- Gigi Sabani
- Born: 5 October 1952 Rome, Italy
- Died: 4 September 2007 (aged 54) Rome, Italy
- Occupations: Impersonator; television personality;
- Years active: 1970–2007
- Height: 1.80 m (5 ft 11 in)

= Gigi Sabani =

Italian impersonator, TV presenter and singer (1952–2007)

Luigi "Gigi" Sabani (5 October 1952 – 4 September 2007) was an Italian TV impersonator.

==Biography and career==
Born in Rome, Sabani made his television debut in the late 1970s as an impersonator: his most famous imitations included those of Adriano Celentano and Mike Bongiorno. From 1983 to 1986 he hosted the Italian version of the show The Price Is Right (OK, il prezzo è giusto!) along with (and later succeeded by) Italian singer Iva Zanicchi. He participated at Festival di Sanremo in 1989. His best-known song was A me mi torna in mente una canzone (1983).
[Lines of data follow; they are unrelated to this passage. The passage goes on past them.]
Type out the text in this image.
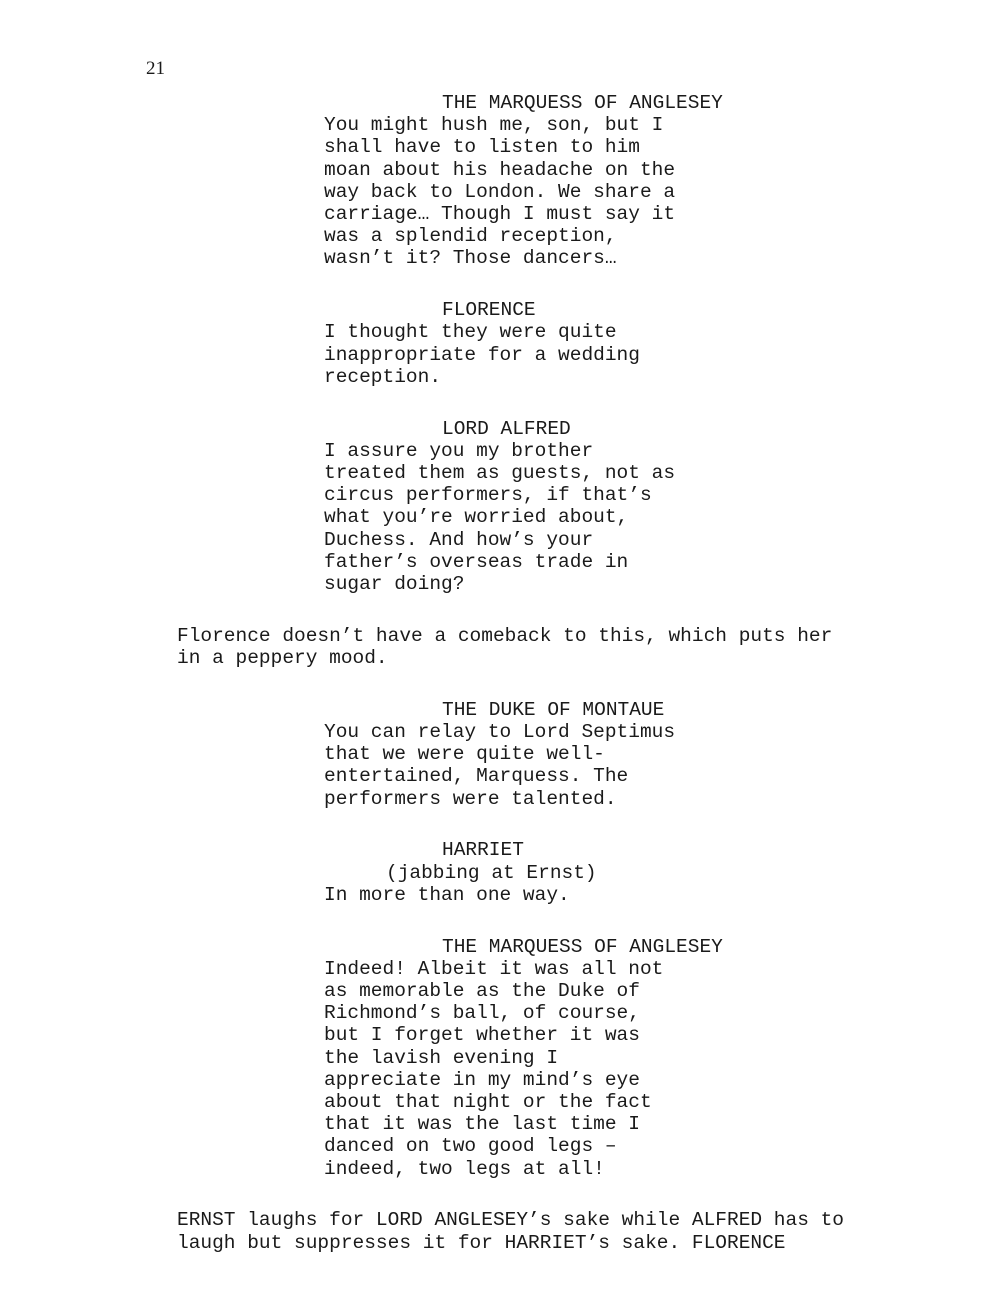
21
THE MARQUESS OF ANGLESEY
You might hush me, son, but I
shall have to listen to him
moan about his headache on the
way back to London. We share a
carriage… Though I must say it
was a splendid reception,
wasn’t it? Those dancers…
FLORENCE
I thought they were quite
inappropriate for a wedding
reception.
LORD ALFRED
I assure you my brother
treated them as guests, not as
circus performers, if that’s
what you’re worried about,
Duchess. And how’s your
father’s overseas trade in
sugar doing?
Florence doesn’t have a comeback to this, which puts her
in a peppery mood.
THE DUKE OF MONTAUE
You can relay to Lord Septimus
that we were quite well-
entertained, Marquess. The
performers were talented.
HARRIET
(jabbing at Ernst)
In more than one way.
THE MARQUESS OF ANGLESEY
Indeed! Albeit it was all not
as memorable as the Duke of
Richmond’s ball, of course,
but I forget whether it was
the lavish evening I
appreciate in my mind’s eye
about that night or the fact
that it was the last time I
danced on two good legs –
indeed, two legs at all!
ERNST laughs for LORD ANGLESEY’s sake while ALFRED has to
laugh but suppresses it for HARRIET’s sake. FLORENCE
In 1997, he was implicated in a judicial case for fraud in sexual matters and induction to prostitution: he was arrested, but was discharged as the case was filed, and Sabani claimed damages. That was an abrupt halt to a blooming career, that made him from the early 1980s one of the most popular artists of the Italian TV.

On 4 September 2007, just 31 days before he would have turned 55, he died of myocardial infarction while visiting his sister. His fiancée, actress Raffaella Ponzo, found out days later that she was pregnant with his child. She gave birth to his son on 19 May 2008.